Nieuws

Rapport Onderzoeksraad voor veiligheid inzake veiligheid Odfjell Terminals Rotterdam 2000 - 2012

Geplaatst op: 18 juni 2013

Bij Odfjell Rotterdam is sprake geweest van een langdurig onbeheerste veiligheidssituatie en is niet voldaan aan wet- en regelgeving. Hierdoor hebben werknemers en de omgeving een verhoogd risico gelopen. De toezichthouders waren al jaren op de hoogte van de slechte veiligheidssituatie, maar grepen pas laat in.

Vooral de DCMR ging bij het toezicht uit van een goede relatie met het bedrijf, in

de veronderstelling dat dit de meest effectieve manier was om de veiligheid bij het bedrijf te

waarborgen. Dat staat in het rapport ‘Veiligheid Odfjell Terminals Rotterdam 2000 – 2012’ dat de Onderzoeksraad voor Veiligheid op 18 juni 2013 heeft gepubliceerd.

Veiligheid bij Odfjell

Veiligheid vormde geen integraal onderdeel van de bedrijfsvoering en een gevoel van urgentie ontbrak. Het

verwondert de Raad dat een bedrijf dat op grote schaal omgaat met gevaarlijke stoffen zo lang is

doorgegaan onder de geschetste onveilige omstandigheden. Het management van Odfjell SE moet volgens

de Onderzoeksraad zorgen dat veiligheid bij de Rotterdamse terminal prioriteit krijgt. Het toezicht en de

handhaving binnen het Brzo-stelsel kan en moet verbeterd worden.

Het bedrijf Odfjell

Op 27 juli 2012 besluit Odfjell onder toenemende druk van de toezichthouders het bedrijf geheel stil te

leggen. De kwestie Odfjell leidt tot onrust onder de bevolking en veel aandacht in politiek en media. Na

eerdere problemen bij risicovolle bedrijven als Chemie-Pack, Huntsman en Thermphos, heeft de situatie bij

Odfjell Rotterdam opnieuw het vertrouwen van burgers in deze sector schade toegebracht. De

opeenstapeling van mediaberichten, het toenemend aantal incidenten, informatie die openbaar werd

gemaakt door klokkenluiders en het uitblijven van actie door bevoegde overheden heeft de Onderzoeksraad

doen besluiten onderzoek te doen naar Odfjell.

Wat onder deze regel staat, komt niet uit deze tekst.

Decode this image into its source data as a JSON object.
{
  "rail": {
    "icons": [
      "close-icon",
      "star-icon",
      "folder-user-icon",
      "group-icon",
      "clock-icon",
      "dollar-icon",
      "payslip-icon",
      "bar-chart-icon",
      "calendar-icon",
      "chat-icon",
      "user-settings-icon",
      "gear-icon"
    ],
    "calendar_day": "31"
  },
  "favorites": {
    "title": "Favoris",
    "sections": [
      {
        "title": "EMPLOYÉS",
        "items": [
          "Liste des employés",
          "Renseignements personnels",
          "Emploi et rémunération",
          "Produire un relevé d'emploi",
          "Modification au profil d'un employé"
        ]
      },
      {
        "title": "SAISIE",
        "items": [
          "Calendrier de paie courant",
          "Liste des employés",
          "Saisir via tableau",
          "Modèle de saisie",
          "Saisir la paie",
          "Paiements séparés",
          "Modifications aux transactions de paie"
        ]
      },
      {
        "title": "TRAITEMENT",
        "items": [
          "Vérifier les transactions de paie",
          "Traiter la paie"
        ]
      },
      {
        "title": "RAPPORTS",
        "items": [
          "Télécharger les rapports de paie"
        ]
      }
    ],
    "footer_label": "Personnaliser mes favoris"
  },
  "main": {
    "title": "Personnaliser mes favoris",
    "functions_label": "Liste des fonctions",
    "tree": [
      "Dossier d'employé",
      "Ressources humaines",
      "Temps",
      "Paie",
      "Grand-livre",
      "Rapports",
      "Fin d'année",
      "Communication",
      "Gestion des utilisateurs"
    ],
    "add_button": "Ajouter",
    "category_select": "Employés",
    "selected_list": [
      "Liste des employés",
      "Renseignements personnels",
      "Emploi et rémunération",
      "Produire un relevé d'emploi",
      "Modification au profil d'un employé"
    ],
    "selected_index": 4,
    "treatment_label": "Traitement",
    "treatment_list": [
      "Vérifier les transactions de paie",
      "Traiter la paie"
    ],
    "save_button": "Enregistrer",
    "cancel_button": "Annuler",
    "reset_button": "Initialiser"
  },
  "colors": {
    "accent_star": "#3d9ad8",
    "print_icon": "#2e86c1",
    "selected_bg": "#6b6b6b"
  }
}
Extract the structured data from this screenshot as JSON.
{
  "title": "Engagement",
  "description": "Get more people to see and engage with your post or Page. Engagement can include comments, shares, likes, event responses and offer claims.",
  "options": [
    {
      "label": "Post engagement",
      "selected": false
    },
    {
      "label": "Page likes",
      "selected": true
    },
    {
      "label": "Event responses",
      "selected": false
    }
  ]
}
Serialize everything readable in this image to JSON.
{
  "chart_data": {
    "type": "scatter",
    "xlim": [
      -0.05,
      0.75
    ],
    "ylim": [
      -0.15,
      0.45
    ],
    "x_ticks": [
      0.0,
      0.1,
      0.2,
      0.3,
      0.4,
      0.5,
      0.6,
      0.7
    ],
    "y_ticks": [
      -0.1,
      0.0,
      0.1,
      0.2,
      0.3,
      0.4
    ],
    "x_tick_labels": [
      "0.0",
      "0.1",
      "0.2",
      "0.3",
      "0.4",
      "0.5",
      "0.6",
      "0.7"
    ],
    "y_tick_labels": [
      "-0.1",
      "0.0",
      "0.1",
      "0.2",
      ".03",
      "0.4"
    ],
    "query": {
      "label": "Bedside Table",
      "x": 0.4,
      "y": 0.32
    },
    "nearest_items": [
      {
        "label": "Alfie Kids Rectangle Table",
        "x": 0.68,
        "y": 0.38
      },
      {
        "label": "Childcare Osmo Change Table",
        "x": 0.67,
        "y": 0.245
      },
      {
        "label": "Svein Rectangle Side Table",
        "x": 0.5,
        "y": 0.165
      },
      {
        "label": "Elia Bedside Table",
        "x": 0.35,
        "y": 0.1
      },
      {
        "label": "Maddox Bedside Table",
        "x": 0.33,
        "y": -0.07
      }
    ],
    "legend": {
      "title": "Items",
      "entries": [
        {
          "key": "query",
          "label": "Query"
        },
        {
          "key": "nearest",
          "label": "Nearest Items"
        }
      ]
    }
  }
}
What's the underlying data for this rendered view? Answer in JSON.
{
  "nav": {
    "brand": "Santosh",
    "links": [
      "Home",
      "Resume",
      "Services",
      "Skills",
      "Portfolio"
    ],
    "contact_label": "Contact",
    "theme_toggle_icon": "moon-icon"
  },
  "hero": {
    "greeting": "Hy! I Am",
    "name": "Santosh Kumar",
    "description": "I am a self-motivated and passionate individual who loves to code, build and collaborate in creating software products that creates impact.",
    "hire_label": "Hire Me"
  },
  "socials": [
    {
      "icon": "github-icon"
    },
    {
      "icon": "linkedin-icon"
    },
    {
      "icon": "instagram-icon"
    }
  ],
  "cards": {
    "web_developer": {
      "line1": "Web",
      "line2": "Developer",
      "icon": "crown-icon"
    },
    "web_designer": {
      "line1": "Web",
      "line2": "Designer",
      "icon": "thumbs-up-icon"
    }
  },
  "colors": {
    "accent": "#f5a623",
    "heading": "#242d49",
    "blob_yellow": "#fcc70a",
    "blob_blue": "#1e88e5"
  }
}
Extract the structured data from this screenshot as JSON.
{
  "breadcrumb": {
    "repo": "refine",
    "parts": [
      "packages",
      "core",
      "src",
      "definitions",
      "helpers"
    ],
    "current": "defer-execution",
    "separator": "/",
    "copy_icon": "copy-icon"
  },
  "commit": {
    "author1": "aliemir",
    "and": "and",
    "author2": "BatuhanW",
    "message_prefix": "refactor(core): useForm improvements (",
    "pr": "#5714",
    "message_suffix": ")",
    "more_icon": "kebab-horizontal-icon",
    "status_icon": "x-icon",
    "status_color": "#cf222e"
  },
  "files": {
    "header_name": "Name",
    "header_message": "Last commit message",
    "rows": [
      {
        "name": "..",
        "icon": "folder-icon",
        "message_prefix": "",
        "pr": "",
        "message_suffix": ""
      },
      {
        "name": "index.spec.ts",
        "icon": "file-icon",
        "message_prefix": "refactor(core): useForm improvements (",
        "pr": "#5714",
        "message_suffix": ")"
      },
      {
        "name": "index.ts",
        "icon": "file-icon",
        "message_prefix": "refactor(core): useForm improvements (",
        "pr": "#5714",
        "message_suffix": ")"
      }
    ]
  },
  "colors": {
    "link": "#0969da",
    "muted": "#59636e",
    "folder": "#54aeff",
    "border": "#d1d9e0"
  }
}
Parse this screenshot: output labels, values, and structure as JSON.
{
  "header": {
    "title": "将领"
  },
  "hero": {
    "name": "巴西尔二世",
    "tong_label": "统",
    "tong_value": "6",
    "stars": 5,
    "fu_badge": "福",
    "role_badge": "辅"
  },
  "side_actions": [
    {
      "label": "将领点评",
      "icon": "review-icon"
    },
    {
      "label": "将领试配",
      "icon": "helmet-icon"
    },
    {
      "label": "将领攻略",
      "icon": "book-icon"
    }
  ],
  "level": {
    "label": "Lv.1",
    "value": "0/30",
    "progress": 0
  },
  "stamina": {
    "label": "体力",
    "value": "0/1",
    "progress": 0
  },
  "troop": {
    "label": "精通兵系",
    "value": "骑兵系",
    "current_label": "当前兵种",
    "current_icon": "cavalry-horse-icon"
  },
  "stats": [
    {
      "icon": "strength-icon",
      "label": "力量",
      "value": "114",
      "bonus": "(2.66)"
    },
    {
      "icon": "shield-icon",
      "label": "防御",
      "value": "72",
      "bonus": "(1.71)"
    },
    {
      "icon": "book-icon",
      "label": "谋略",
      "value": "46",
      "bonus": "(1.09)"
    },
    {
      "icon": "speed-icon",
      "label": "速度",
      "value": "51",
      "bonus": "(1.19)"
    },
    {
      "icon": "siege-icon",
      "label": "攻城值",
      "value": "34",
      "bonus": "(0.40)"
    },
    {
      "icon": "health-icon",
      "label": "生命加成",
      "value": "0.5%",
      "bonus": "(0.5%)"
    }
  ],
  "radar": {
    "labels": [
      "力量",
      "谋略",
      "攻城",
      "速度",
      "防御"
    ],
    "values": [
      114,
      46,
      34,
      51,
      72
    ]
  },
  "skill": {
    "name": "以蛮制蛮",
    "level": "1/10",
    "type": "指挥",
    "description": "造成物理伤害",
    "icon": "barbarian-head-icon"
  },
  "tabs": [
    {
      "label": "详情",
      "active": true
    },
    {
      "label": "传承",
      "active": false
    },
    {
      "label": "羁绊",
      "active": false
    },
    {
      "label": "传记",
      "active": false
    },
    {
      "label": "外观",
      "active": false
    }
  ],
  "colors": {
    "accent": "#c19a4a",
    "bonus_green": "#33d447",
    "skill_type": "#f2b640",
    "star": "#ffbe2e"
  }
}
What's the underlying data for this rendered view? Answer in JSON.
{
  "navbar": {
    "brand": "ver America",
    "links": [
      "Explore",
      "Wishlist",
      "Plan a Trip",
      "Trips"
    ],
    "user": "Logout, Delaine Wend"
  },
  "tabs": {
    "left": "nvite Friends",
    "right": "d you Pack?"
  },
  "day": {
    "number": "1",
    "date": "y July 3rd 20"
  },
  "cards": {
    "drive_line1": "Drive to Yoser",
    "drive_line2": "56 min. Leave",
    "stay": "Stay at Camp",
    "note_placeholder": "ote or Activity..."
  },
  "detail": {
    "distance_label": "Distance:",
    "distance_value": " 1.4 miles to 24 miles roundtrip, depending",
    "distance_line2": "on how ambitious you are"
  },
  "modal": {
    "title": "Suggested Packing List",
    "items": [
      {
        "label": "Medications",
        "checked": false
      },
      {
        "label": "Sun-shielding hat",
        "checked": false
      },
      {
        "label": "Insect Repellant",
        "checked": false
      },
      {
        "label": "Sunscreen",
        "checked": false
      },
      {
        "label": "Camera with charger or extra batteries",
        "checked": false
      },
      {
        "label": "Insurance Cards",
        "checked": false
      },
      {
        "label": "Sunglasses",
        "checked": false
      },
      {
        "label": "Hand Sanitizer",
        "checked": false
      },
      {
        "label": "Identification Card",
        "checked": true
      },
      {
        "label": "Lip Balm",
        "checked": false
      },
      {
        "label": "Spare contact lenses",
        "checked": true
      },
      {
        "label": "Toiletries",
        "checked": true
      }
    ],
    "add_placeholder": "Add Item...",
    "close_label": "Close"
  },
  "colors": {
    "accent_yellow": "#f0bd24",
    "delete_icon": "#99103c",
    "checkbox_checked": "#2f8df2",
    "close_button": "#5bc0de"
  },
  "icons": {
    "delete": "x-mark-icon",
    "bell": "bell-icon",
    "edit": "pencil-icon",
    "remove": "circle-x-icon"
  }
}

Odfjell Rotterdam is primair verantwoordelijk voor de eigen veiligheid. In de door de Onderzoeksraad voor

Veiligheid onderzochte periode, 2000 tot 2012, is het management van Odfjell Rotterdam niet in staat

gebleken een veiligheidsaanpak te ontwikkelen en prioriteiten te stellen om het gewenste veiligheidsniveau

te bereiken. De structurele beheersing van de veiligheidsproblemen blijft achterwege. Daarmee is het

management tekortgeschoten in zijn verantwoordelijkheid op het gebied van veiligheid.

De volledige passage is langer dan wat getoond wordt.